Chu was instrumental in submitting a winning bid for the Energy Biosciences Institute, a BPfunded $500 million multidisciplinary collaboration between UC Berkeley, the Lawrence
Berkeley Lab, and the University of Illinois. This sparked controversy on the Berkeley
campus, where some fear the alliance could harm the school’s reputation for academic
integrity.
Based partially on his research at UC Berkeley, Chu has speculated that a global "glucose
economy", a form of a low-carbon economy, could replace the current system.

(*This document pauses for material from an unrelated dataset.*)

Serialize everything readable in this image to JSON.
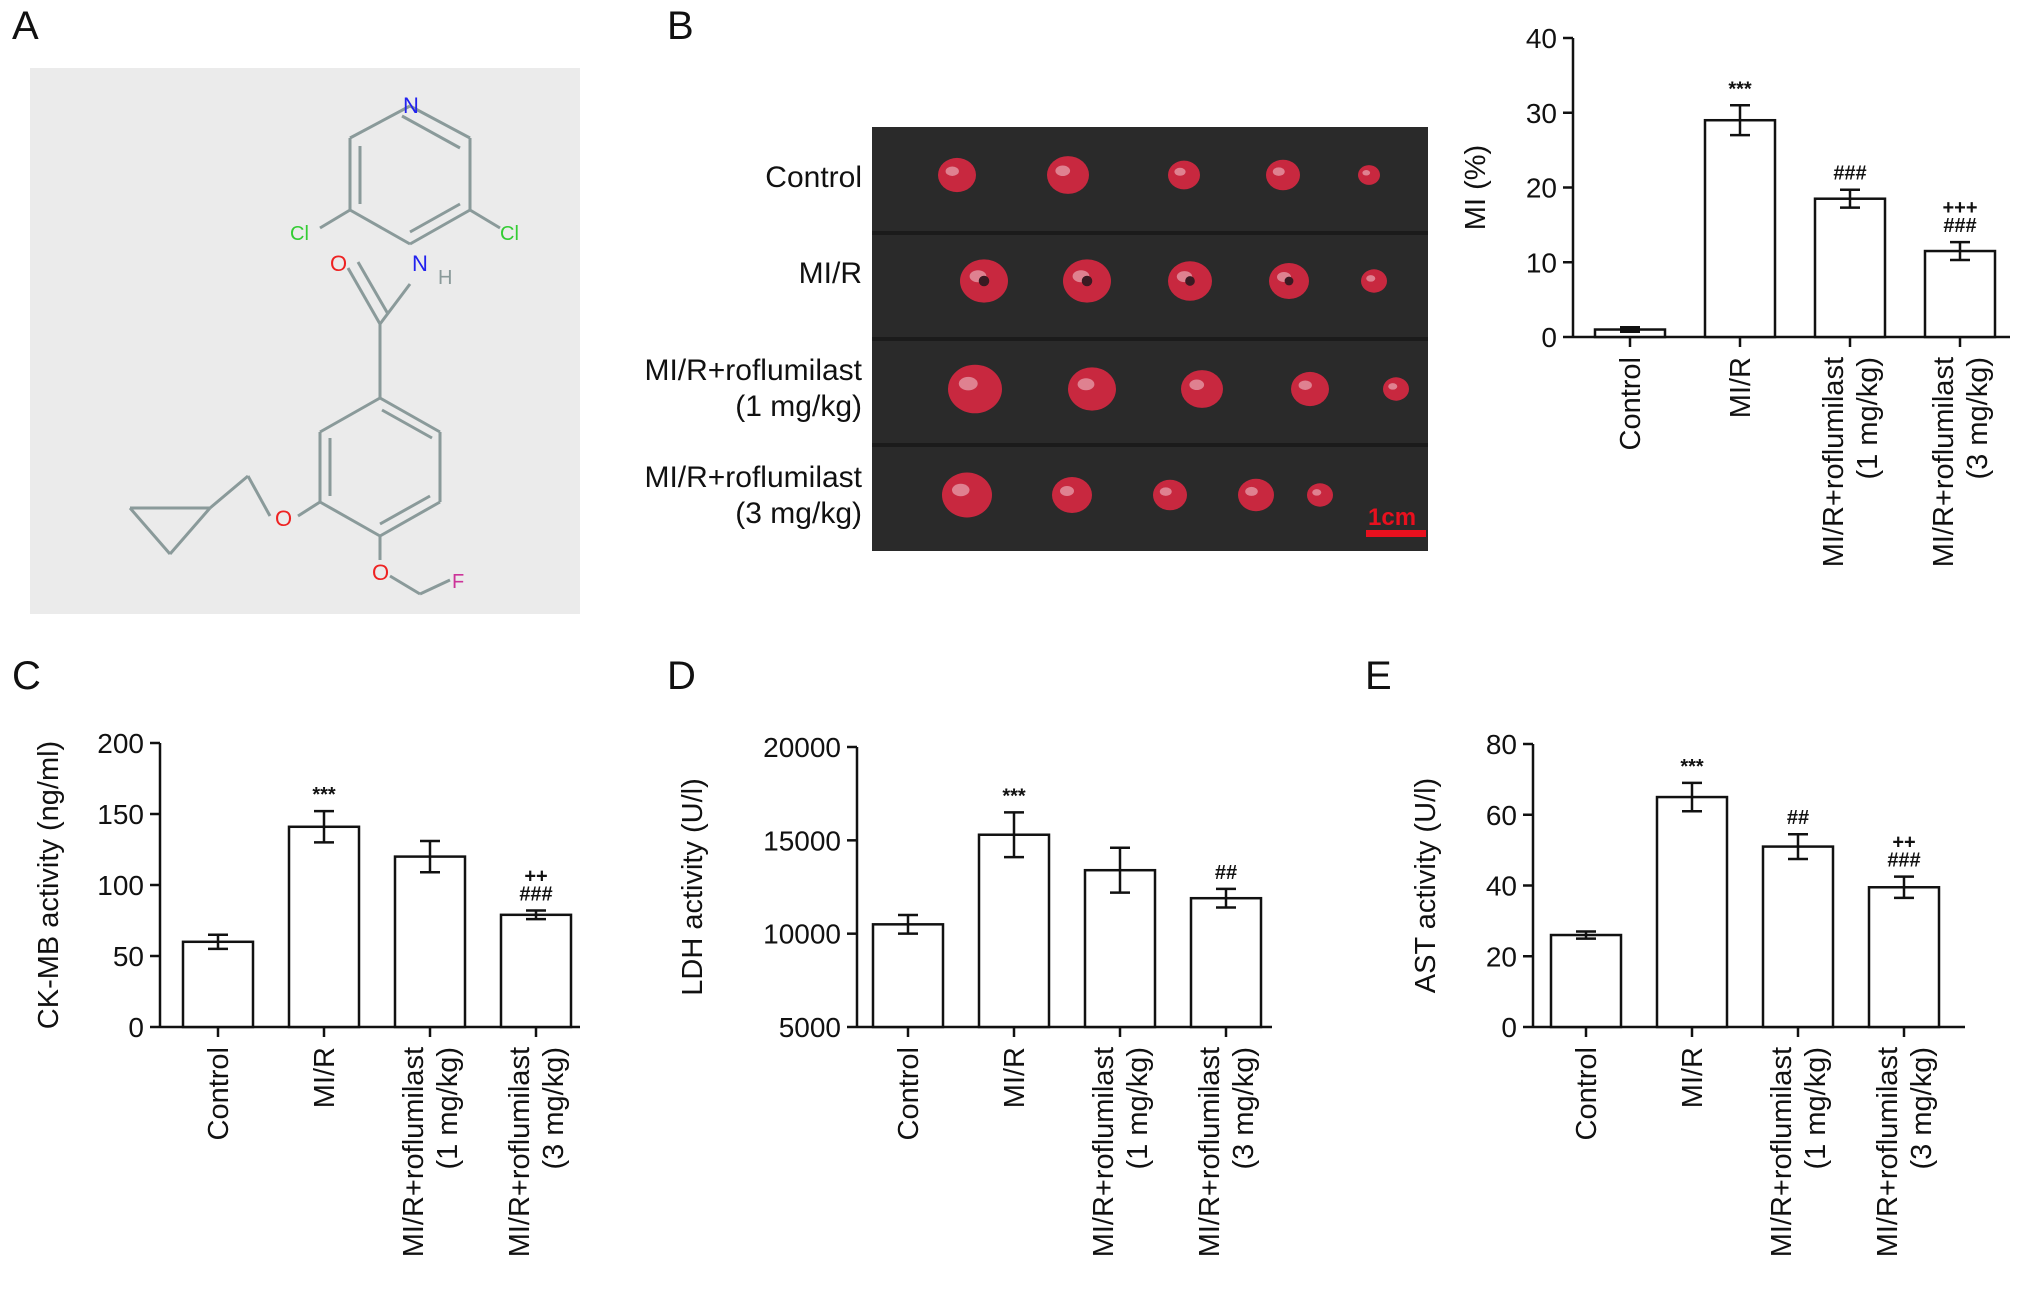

In the future,
special varieties of high-glucose plants would be grown in the tropics, processed, and then the
chemical would be shipped around like oil is today to other countries. The St. Petersburg
Times has stated that Chu's concept "shows vision on the scale needed to deal with global
warming".
Chu has also advocated making the roofs of buildings and the tops of roads around the world
white or other light colors, which may reflect sunlight back into space and mitigate global
warming. The effect would be, according to Chu, similar to taking every car in the world off
the roads for about 11 years. Samuel Thernstrom, a resident fellow at the American
Enterprise Institute and co-director of its Geoengineering Project, expressed support for the
idea in The American, praising Chu for "doing the nation a service" with the brilliant idea.